Archives for July 2022

Dental Local Anesthetic Allergies – The Esters

This will be the first of a three part series covering the various types of allergies associated with dental local anesthetics (frequently referred to as “novocaine”). Why write this? Well, some of the most frequently used search terms that cause people to arrive at our site are some combination of “allergy” and “novocaine.”

Dental syringe along with novocaine carpule

Over 1 million injections of “novocaine” are administered in dental offices in the United States each year.

Over the years, we’ve observed that many of our own patients think they may be allergic to the local anesthetic used at the dentist. This is not surprising given that over 1 million local anesthetic injections are administered each year in dental offices in the United States. With this level of frequency, adverse events are bound to happen, some of which may be interpreted as allergies.

The three parts are:

  1. The Esters (this article)
  2. Methylparaben and Sulfites (part 2)
  3. True amide allergies (part 3)

The titles of the three parts may appear cryptic, weird, or just plain boring. But this is how it needs to be organized. We’ll start with a brief history of local anesthetics.

Cocaine and Procaine

Believe it or not, cocaine was the first local anesthetic used in dentistry. Cocaine was first used in a dental procedure as an injectable local anesthetic in 1884. While it was an effective anesthetic, there were unwanted side effects (euphoria, cardiovascular stimulation, addiction, etc.).

Cocaine tooth drops photo

Yes, you could purchase cocaine legally back in 1885. And for only $.15

In 1905, another anesthetic was synthesized called procaine. It had all the anesthetic properties of cocaine but none of the undesirable side effects. Because of this, it was very quickly adopted, and a brand name version of procaine – novocaine – was launched. Novocaine was classified as an “ester type” anesthetic.

So What is an Ester?

Ester local anesthetic

The chemical symbol of an ester.

An ester is a term from organic chemistry that describes a specific part of a molecule. The diagram here is not that important.

The important concept is that cocaine, procaine (brand name novocaine), and many other dental local anesthetics are considered “ester type anesthetics.” They are given this name for two reasons. First, there’s the obvious reason: they all contain an ester group. The second reason is to differentiate them from another family of local anesthetics called “amide type anesthetics.”

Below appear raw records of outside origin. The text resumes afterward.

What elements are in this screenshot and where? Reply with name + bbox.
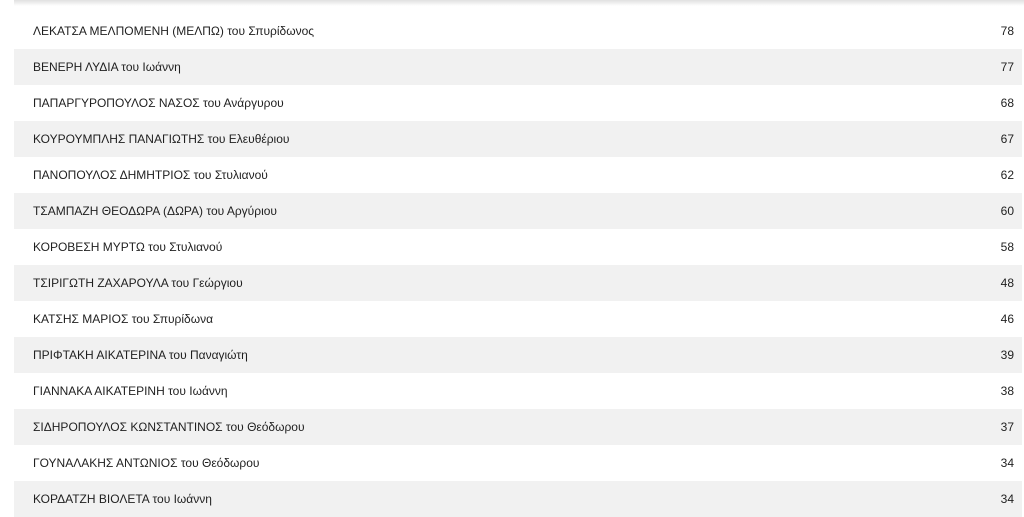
candidate-name: ΚΟΥΡΟΥΜΠΛΗΣ ΠΑΝΑΓΙΩΤΗΣ του Ελευθέριου xyxy=(33,132,290,146)
candidate-name: ΠΑΝΟΠΟΥΛΟΣ ΔΗΜΗΤΡΙΟΣ του Στυλιανού xyxy=(33,168,268,182)
table-row: ΚΟΡΔΑΤΖΗ ΒΙΟΛΕΤΑ του Ιωάννη 34 xyxy=(14,481,1022,517)
table-row: ΤΣΑΜΠΑΖΗ ΘΕΟΔΩΡΑ (ΔΩΡΑ) του Αργύριου 60 xyxy=(14,193,1022,229)
candidate-name: ΚΑΤΣΗΣ ΜΑΡΙΟΣ του Σπυρίδωνα xyxy=(33,312,214,326)
table-row: ΒΕΝΕΡΗ ΛΥΔΙΑ του Ιωάννη 77 xyxy=(14,49,1022,85)
header-shadow xyxy=(14,0,1024,6)
candidate-votes: 77 xyxy=(1000,60,1014,74)
candidate-name: ΤΣΑΜΠΑΖΗ ΘΕΟΔΩΡΑ (ΔΩΡΑ) του Αργύριου xyxy=(33,204,277,218)
candidate-name: ΛΕΚΑΤΣΑ ΜΕΛΠΟΜΕΝΗ (ΜΕΛΠΩ) του Σπυρίδωνος xyxy=(33,24,315,38)
candidate-votes: 68 xyxy=(1000,96,1014,110)
table-row: ΚΟΡΟΒΕΣΗ ΜΥΡΤΩ του Στυλιανού 58 xyxy=(14,229,1022,265)
candidate-name: ΣΙΔΗΡΟΠΟΥΛΟΣ ΚΩΝΣΤΑΝΤΙΝΟΣ του Θεόδωρου xyxy=(33,420,305,434)
candidate-name: ΠΡΙΦΤΑΚΗ ΑΙΚΑΤΕΡΙΝΑ του Παναγιώτη xyxy=(33,348,248,362)
candidate-name: ΓΟΥΝΑΛΑΚΗΣ ΑΝΤΩΝΙΟΣ του Θεόδωρου xyxy=(33,456,260,470)
candidate-name: ΒΕΝΕΡΗ ΛΥΔΙΑ του Ιωάννη xyxy=(33,60,181,74)
table-row: ΠΡΙΦΤΑΚΗ ΑΙΚΑΤΕΡΙΝΑ του Παναγιώτη 39 xyxy=(14,337,1022,373)
table-row: ΤΣΙΡΙΓΩΤΗ ΖΑΧΑΡΟΥΛΑ του Γεώργιου 48 xyxy=(14,265,1022,301)
candidate-votes: 34 xyxy=(1000,456,1014,470)
candidate-votes: 58 xyxy=(1000,240,1014,254)
candidate-name: ΤΣΙΡΙΓΩΤΗ ΖΑΧΑΡΟΥΛΑ του Γεώργιου xyxy=(33,276,243,290)
candidate-name: ΠΑΠΑΡΓΥΡΟΠΟΥΛΟΣ ΝΑΣΟΣ του Ανάργυρου xyxy=(33,96,284,110)
candidate-name: ΚΟΡΟΒΕΣΗ ΜΥΡΤΩ του Στυλιανού xyxy=(33,240,223,254)
table-row: ΛΕΚΑΤΣΑ ΜΕΛΠΟΜΕΝΗ (ΜΕΛΠΩ) του Σπυρίδωνος… xyxy=(14,13,1022,49)
candidate-votes: 39 xyxy=(1000,348,1014,362)
candidate-votes: 60 xyxy=(1000,204,1014,218)
candidate-name: ΚΟΡΔΑΤΖΗ ΒΙΟΛΕΤΑ του Ιωάννη xyxy=(33,492,212,506)
table-row: ΠΑΠΑΡΓΥΡΟΠΟΥΛΟΣ ΝΑΣΟΣ του Ανάργυρου 68 xyxy=(14,85,1022,121)
candidate-votes: 62 xyxy=(1000,168,1014,182)
candidate-votes: 46 xyxy=(1000,312,1014,326)
candidate-votes: 67 xyxy=(1000,132,1014,146)
table-row: ΚΟΥΡΟΥΜΠΛΗΣ ΠΑΝΑΓΙΩΤΗΣ του Ελευθέριου 67 xyxy=(14,121,1022,157)
candidate-votes: 48 xyxy=(1000,276,1014,290)
table-row: ΓΙΑΝΝΑΚΑ ΑΙΚΑΤΕΡΙΝΗ του Ιωάννη 38 xyxy=(14,373,1022,409)
candidate-votes: 37 xyxy=(1000,420,1014,434)
candidate-votes: 78 xyxy=(1000,24,1014,38)
table-row: ΓΟΥΝΑΛΑΚΗΣ ΑΝΤΩΝΙΟΣ του Θεόδωρου 34 xyxy=(14,445,1022,481)
table-row: ΚΑΤΣΗΣ ΜΑΡΙΟΣ του Σπυρίδωνα 46 xyxy=(14,301,1022,337)
candidate-name: ΓΙΑΝΝΑΚΑ ΑΙΚΑΤΕΡΙΝΗ του Ιωάννη xyxy=(33,384,228,398)
table-row: ΠΑΝΟΠΟΥΛΟΣ ΔΗΜΗΤΡΙΟΣ του Στυλιανού 62 xyxy=(14,157,1022,193)
candidate-votes: 38 xyxy=(1000,384,1014,398)
table-row: ΣΙΔΗΡΟΠΟΥΛΟΣ ΚΩΝΣΤΑΝΤΙΝΟΣ του Θεόδωρου 3… xyxy=(14,409,1022,445)
candidate-votes: 34 xyxy=(1000,492,1014,506)
results-table: ΛΕΚΑΤΣΑ ΜΕΛΠΟΜΕΝΗ (ΜΕΛΠΩ) του Σπυρίδωνος… xyxy=(14,13,1022,517)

Allergies to Ester Based Anesthetics

Now we actually get to what everyone wants to know. And that is to begin talking about allergic reactions to dental local anesthetics. We begin with ester based local anesthetics because at one point these were the only local anesthetics available. Read on:

  • When ester based local anesthetics are injected into the body, they are metabolized into a chemical called para-aminobenzoic acid (also called PABA).
  • PABA is known to cause allergic reactions in some people. So, back when novocaine was actually being commonly used (from 1905 to the mid 1950s), patients frequently experienced true novocaine allergies.
  • Because of the documented allergic reactions to PABA – caused by injections of ester based local anesthetics – ester based injectable dental local anesthetics stop being used in the United States. Novocaine was last sold in the United States in 1982.
  • What is used instead? You guessed it – amide type anesthetics.
  • Ester based local anesthetics are only used in dentistry in the U.S. as topical anesthetics (also known as numbing jelly). The most common one is benzocaine.

So, to summarize, true novocaine allergies exist, but they do not occur anymore because novocaine is no longer used.

But what about allergies from other sources? What does a true allergy look like clinically? Those will be covered in parts 2 and 3.